Donate it to the library or a local food bank. Simple community building.

[–] JoshuaFalken@lemmy.world 13 points 2 days ago (2 children)

I'll echo food banks. $10,000 isn't much money for a municipality of more than 100 people, but a food bank might be where that money goes the furthest.

Knowing from my local outfit, while they would of course accept a donation of actual food bought with that money, they can do much more with the money than the food it buys in the grocery shops.

They do that by reaching out to vendors themselves and getting discounts that would put Costco out of business. I once heard that monetary donations being stretched 5x is typical, oftentimes going 10x or more.

[–] LH0ezVT@sh.itjust.works 6 points 2 days ago

From some unrelated nonprofit experience, companies seem way more cool with discounting goods and services than donating money. Probably something to do with contribution profit margin, where selling some more at a loss is still better as it covers some costs you have anyway. That plus creative tax write offs, and they probably earn money from giving you a huge discount AND feel good about it / get free PR

[–] Postmortal_Pop@lemmy.world 4 points 2 days ago (1 children)
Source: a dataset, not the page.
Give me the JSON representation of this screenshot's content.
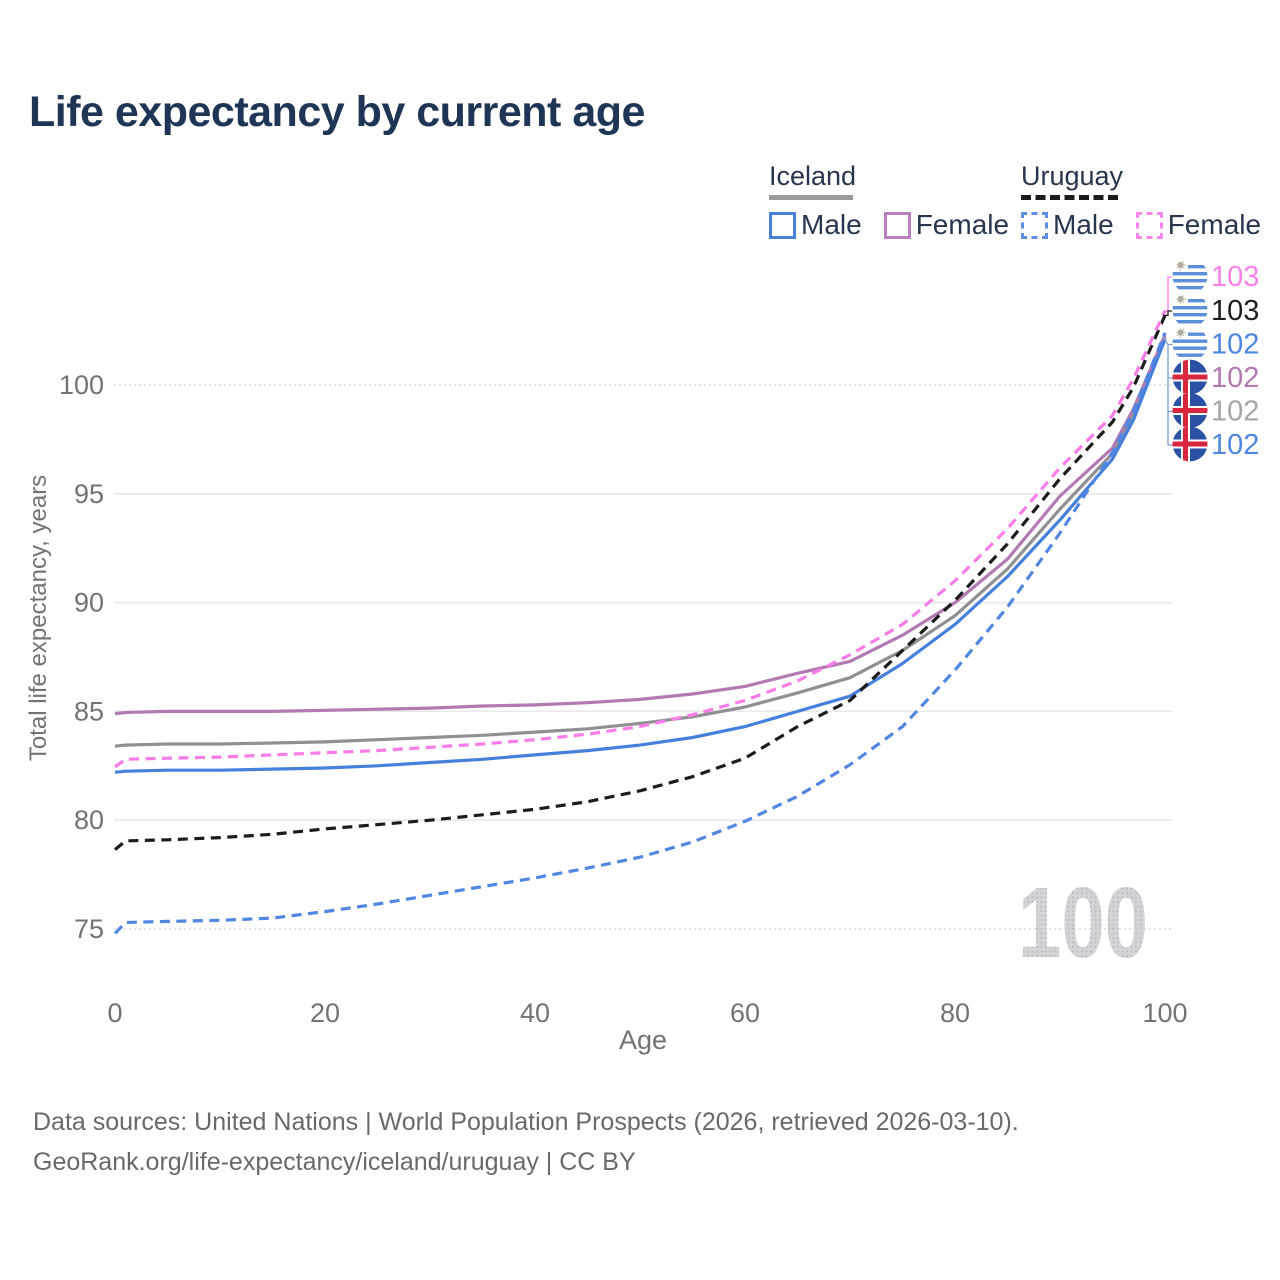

This is for sure the best option. Not only can they use it most effectively, but the money won't expire like food, they'd be able to fetch staple foods that don't get donated often.

[–] TehBamski@lemmy.world 6 points 2 days ago

I'm not feeling up to researching this statement for a broader audience (in this moment), but I can attest to what I learned many, many years ago while I was volunteering at my local food bank. I was informed by the gal who ran the food bank warehouse that monetary donations are by far the best thing you can give a food bank. You touched on it, that money doesn't expire. So they don't have to deal with the influx of food donations as often or as drastically.

Just like @JoshuaFalken@lemmy.world shared, an established food bank can easily stretch that same dollar for more food. I recall the gal at my local food bank informing me one day that she can buy food for 2/3rds of the store price with no sweat. I think she said the best she ever scored was 2/5ths of the store price on meat, as it was going to go bad in a week or so. And thankfully, they had plenty of county based food pantries that were able to distribute that meat to a lot of people in need. So not only could they save on purchasing, but they were also in the loop on overstock, near expiration food pushes, and also, farmers would donate whatever small amount of leftover food they had. Not to mention elderly people would had grown some squash, cucumbers, and even green onions in their garden, to be donated to the county food bank.

Sharing this actually has me remembering that there are plenty of unsung local heroes. Plenty of people who do good and don't ask for recognition. So while the world seems like it's all going to hell, there are plenty of good doers out there still. We just don't hear about them. Fighting the good fight to keep us all progressing forward.